Again, I know all this. All I'm trying to do here is perfect my technique.
Ziad~
I think that @ChrisJGJ, @ChristopherT and I all said your basic technique is very good and made a couple of suggestions. Chris said to increase your speed, Christopher said not to cover the deck as much and I suggested a more open handling. We've all suggested comparing the spread pass to what you would do if you were just spreading the cards and closing the spread. So, what you are doing between the moment you spread the card and the moment you close the spread is very good. However, what Christopher and I have been trying to convey is that there is more to the performance of the move than the technical handling.

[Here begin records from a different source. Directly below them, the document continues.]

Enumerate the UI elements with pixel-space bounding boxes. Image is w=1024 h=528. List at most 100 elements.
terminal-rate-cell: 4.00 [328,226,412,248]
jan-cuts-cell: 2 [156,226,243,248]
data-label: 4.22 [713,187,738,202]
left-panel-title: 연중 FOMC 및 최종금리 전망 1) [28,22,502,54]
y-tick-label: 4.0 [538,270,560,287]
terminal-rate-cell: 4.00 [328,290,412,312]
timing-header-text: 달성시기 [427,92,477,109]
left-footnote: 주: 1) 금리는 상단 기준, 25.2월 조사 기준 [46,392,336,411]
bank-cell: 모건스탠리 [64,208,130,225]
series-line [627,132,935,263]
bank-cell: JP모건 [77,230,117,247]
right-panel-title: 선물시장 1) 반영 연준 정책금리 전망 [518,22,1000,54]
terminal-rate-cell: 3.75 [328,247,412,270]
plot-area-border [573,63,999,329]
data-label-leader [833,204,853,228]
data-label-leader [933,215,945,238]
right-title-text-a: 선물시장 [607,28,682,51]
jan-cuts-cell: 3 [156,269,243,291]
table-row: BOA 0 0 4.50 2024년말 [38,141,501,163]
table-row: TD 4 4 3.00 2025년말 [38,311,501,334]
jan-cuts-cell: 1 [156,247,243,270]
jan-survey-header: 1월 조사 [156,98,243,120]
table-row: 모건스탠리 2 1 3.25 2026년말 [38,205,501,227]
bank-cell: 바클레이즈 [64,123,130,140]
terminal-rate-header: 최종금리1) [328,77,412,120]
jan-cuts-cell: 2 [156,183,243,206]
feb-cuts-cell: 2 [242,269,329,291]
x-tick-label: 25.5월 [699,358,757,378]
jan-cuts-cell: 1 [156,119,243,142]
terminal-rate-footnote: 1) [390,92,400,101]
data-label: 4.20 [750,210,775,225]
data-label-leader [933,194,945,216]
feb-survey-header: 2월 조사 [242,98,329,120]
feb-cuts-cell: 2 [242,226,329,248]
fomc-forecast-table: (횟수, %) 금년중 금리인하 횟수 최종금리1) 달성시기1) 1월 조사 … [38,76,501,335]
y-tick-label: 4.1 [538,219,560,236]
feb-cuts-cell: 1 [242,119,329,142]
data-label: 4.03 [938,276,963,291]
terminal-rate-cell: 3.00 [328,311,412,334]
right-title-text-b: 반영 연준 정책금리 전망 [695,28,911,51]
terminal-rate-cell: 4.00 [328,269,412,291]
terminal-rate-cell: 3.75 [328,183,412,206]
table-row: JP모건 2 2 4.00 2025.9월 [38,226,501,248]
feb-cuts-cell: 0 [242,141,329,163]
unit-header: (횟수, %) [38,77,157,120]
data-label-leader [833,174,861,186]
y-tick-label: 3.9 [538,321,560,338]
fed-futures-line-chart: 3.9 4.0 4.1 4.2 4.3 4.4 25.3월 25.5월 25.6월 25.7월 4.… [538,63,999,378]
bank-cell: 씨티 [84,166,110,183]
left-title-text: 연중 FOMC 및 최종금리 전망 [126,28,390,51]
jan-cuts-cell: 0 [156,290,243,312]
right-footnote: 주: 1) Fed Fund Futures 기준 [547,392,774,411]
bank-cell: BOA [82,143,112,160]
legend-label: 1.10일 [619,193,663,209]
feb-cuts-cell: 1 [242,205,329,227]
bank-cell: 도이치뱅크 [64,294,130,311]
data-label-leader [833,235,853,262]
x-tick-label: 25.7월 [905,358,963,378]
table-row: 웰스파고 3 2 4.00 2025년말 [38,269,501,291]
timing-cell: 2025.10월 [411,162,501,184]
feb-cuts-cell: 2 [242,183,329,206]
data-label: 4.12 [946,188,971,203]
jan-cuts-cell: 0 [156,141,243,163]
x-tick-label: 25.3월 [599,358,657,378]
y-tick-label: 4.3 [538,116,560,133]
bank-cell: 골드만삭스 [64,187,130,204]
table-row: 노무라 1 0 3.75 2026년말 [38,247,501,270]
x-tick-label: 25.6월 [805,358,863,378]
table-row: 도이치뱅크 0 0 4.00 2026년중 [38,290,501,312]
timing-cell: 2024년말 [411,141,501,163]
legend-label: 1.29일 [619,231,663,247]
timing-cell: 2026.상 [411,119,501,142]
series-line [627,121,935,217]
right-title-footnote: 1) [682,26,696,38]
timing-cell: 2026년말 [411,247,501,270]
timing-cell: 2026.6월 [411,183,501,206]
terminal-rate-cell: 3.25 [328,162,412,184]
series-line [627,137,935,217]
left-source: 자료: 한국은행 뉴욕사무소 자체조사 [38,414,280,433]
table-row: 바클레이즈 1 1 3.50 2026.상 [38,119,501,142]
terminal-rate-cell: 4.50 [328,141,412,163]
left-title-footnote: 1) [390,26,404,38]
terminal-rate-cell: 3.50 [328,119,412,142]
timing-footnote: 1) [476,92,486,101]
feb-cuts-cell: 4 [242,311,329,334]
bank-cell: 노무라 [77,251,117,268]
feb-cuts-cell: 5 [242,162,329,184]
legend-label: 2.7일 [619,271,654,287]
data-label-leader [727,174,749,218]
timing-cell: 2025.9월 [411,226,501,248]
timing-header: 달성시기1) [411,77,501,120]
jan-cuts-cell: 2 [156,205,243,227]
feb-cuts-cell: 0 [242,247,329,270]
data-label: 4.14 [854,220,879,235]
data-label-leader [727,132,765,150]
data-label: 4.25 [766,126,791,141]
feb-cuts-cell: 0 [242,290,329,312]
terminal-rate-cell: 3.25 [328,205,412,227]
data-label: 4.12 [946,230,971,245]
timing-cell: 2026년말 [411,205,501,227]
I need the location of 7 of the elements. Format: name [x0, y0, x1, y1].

If you are trying to fool magicians (as well as lay folks), you will need to do more than perfect the technique. You will need to eliminate all "tells" - motions that indicate you are doing a "move" and eliminate all extra unnecessary movements. As Christopher said, most magicians can typically tell when someone does a pass, not because we see the movement of the pass, but by the unnecessary movements they make (especially the vertical rocking movement people do with an invisible pass), by the tension in their hands and arms and by the attention they pay to their hands. Knowledgable magicians can tell exactly what you are doing by the way the curved spread is closed straight on and the resulting position of the cards before you square them. Lay folks may not be able to tell what move you make, but sense that you did "something." Technical invisibility ensures that nobody knows what move you did, presentational invisibility (including the handling before and after the sleight) ensures that nobody knows you did a move.

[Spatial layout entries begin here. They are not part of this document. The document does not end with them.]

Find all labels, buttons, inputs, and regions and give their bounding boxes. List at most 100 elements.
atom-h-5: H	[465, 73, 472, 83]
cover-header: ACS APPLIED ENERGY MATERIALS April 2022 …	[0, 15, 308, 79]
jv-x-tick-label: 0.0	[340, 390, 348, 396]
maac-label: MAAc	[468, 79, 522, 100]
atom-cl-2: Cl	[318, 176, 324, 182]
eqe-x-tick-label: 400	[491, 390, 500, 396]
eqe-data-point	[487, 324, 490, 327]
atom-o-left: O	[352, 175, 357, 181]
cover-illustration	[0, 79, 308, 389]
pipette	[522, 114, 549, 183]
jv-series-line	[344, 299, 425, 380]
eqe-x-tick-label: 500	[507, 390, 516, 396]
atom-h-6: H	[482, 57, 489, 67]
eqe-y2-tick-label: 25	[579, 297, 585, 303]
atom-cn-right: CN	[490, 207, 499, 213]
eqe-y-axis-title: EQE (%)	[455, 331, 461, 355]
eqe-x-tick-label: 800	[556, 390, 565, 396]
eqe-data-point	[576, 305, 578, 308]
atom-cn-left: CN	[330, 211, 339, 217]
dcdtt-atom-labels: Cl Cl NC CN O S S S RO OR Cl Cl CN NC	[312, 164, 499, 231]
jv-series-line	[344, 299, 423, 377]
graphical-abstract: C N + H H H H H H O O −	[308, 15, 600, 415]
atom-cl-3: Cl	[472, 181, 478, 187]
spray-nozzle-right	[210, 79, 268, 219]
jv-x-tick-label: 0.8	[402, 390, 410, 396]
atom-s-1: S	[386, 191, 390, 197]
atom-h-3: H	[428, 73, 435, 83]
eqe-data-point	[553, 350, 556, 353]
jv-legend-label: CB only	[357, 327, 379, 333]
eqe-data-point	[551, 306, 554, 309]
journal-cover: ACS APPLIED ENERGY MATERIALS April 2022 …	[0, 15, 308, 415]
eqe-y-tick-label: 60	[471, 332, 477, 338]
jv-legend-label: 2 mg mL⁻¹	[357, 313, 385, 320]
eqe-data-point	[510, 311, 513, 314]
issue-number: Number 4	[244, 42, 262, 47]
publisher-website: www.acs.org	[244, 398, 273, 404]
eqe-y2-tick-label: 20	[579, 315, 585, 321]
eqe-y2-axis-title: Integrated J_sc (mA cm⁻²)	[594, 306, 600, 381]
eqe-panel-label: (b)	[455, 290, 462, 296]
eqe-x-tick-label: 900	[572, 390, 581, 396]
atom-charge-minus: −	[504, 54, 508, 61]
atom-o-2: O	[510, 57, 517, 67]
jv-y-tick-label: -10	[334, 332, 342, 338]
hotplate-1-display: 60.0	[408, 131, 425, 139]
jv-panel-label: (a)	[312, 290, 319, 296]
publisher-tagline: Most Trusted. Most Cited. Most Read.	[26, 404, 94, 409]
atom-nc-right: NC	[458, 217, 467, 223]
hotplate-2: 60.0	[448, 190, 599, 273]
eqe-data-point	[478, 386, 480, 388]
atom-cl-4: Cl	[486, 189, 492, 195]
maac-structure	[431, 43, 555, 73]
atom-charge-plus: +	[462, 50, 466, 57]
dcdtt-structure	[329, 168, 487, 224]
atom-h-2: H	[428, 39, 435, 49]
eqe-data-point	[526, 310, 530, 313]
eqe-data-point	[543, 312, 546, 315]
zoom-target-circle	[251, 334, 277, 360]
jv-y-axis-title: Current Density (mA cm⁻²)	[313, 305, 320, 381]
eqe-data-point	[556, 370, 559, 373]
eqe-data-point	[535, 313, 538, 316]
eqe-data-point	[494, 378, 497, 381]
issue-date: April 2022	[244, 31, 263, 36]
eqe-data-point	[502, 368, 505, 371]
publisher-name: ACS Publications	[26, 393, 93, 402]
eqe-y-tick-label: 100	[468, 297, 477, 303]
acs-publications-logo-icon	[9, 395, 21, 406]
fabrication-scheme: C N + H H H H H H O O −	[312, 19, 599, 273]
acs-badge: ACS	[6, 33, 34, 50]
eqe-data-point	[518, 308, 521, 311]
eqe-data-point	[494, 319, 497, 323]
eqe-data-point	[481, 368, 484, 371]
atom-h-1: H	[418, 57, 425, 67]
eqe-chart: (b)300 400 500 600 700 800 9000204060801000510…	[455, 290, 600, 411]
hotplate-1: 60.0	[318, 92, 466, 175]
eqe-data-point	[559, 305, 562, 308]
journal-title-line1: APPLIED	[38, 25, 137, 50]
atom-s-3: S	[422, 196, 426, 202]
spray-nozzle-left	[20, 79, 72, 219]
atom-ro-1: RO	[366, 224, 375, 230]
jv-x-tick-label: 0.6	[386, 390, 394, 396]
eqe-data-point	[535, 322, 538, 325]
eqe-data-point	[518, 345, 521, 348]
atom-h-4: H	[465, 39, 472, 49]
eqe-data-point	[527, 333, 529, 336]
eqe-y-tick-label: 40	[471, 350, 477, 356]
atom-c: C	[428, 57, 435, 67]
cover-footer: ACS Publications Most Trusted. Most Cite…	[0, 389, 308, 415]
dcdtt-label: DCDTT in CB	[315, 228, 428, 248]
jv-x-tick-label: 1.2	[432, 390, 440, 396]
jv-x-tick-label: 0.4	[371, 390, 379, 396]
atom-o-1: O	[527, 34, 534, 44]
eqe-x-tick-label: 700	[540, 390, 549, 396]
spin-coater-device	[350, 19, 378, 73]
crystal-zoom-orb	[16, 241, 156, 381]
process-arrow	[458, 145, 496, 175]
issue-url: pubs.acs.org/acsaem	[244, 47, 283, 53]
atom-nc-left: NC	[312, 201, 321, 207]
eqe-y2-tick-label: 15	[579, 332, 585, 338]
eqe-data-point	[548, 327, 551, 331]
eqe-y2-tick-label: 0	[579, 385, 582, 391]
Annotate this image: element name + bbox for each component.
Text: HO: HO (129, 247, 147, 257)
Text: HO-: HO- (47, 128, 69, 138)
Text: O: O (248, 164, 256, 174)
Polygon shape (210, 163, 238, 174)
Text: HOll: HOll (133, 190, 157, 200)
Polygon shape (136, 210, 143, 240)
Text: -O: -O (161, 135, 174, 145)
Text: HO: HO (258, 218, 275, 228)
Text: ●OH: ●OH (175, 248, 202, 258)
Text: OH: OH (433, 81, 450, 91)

Your response to everything we said is "I know that but I don't care." I get the sense you posted this expecting everyone to say "wow, your handling is amazing" and are a little perturbed that you are getting a different reaction. If all you care about is having a perfectly technical spread pass (defined as what you do after beginning the spread until you close the spread), then you are there. But I get the sense that you are filtering out our advice because that is not what you want to hear. I would suggest that what we are saying is what you need to hear.

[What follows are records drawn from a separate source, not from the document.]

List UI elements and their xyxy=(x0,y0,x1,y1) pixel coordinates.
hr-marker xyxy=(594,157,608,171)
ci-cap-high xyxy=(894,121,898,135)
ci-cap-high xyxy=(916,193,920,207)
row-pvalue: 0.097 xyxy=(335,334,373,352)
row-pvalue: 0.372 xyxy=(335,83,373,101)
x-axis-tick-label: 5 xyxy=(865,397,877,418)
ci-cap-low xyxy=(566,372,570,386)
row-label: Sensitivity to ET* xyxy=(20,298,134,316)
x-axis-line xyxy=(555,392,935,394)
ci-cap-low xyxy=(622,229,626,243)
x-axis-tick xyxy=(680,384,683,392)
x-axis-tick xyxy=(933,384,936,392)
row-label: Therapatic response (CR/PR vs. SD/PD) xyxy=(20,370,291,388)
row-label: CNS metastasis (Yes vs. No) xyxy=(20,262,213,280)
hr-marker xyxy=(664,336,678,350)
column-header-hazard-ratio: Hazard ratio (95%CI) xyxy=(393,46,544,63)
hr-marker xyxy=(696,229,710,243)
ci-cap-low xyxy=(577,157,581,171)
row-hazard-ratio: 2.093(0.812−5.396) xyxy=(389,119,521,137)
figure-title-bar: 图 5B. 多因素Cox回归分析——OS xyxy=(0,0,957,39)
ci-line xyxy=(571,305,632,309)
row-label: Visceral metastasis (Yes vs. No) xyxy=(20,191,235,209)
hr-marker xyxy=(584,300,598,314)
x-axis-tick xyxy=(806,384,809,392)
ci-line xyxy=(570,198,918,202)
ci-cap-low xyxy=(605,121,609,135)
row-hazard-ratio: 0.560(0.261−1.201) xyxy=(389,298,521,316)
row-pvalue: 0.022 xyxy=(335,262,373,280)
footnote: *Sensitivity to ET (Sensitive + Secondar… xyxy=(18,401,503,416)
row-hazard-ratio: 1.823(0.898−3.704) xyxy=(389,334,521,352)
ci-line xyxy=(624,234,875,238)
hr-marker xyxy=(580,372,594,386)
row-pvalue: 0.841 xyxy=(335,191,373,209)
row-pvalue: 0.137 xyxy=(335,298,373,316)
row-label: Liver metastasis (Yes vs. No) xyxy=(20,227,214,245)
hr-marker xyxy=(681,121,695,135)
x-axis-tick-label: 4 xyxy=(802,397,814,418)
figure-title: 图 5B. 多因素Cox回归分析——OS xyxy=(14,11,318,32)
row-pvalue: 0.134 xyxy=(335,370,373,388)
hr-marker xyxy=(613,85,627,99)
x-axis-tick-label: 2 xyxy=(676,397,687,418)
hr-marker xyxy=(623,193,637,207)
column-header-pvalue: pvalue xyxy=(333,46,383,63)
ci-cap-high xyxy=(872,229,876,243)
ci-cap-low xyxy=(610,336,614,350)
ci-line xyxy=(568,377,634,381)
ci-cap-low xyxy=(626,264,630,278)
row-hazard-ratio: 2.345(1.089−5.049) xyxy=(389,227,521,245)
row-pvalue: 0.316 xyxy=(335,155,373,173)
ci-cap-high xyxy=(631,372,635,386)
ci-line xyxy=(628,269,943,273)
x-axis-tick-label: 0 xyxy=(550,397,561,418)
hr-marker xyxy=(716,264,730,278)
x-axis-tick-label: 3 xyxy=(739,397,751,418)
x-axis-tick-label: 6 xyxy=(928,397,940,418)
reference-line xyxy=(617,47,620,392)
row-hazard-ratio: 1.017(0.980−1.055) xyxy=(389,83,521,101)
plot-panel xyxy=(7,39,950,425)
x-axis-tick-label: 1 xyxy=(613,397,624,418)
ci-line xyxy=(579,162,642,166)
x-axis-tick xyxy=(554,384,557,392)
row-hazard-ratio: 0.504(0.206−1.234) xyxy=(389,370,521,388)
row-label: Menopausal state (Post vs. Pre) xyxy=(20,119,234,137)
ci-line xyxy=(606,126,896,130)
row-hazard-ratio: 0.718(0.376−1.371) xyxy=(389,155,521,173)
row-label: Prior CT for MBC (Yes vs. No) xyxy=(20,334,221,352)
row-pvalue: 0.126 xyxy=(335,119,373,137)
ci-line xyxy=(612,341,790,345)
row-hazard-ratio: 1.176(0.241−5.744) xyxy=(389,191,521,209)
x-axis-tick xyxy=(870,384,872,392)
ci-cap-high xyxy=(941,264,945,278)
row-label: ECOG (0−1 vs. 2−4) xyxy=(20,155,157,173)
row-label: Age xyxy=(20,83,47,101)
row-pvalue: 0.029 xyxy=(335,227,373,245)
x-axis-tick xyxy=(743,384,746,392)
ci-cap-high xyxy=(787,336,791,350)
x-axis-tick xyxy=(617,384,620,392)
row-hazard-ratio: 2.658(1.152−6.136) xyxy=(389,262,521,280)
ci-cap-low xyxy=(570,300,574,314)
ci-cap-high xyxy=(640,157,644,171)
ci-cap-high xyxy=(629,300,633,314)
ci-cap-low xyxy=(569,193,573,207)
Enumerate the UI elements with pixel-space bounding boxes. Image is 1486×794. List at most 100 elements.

What @ChristopherT and I are trying to do is to get you to think about magic in a different way. We see all the YouTube tutorials shot showing only the performer's hands. Magic is performed with the whole body (including your eyes, your voice and your mind), not just the hands. We see tutorials with (often incomplete) technical descriptions of the sleights without any discussion of how to execute the sleights in the context of a routine. We are trying to get you to think of the performance of the sleight in a larger context. Moves are meant to be used in magic and magic is meant to be performed for people.
You've pretty much perfected the technical move, we are encouraging you to now perfect the performance of the move.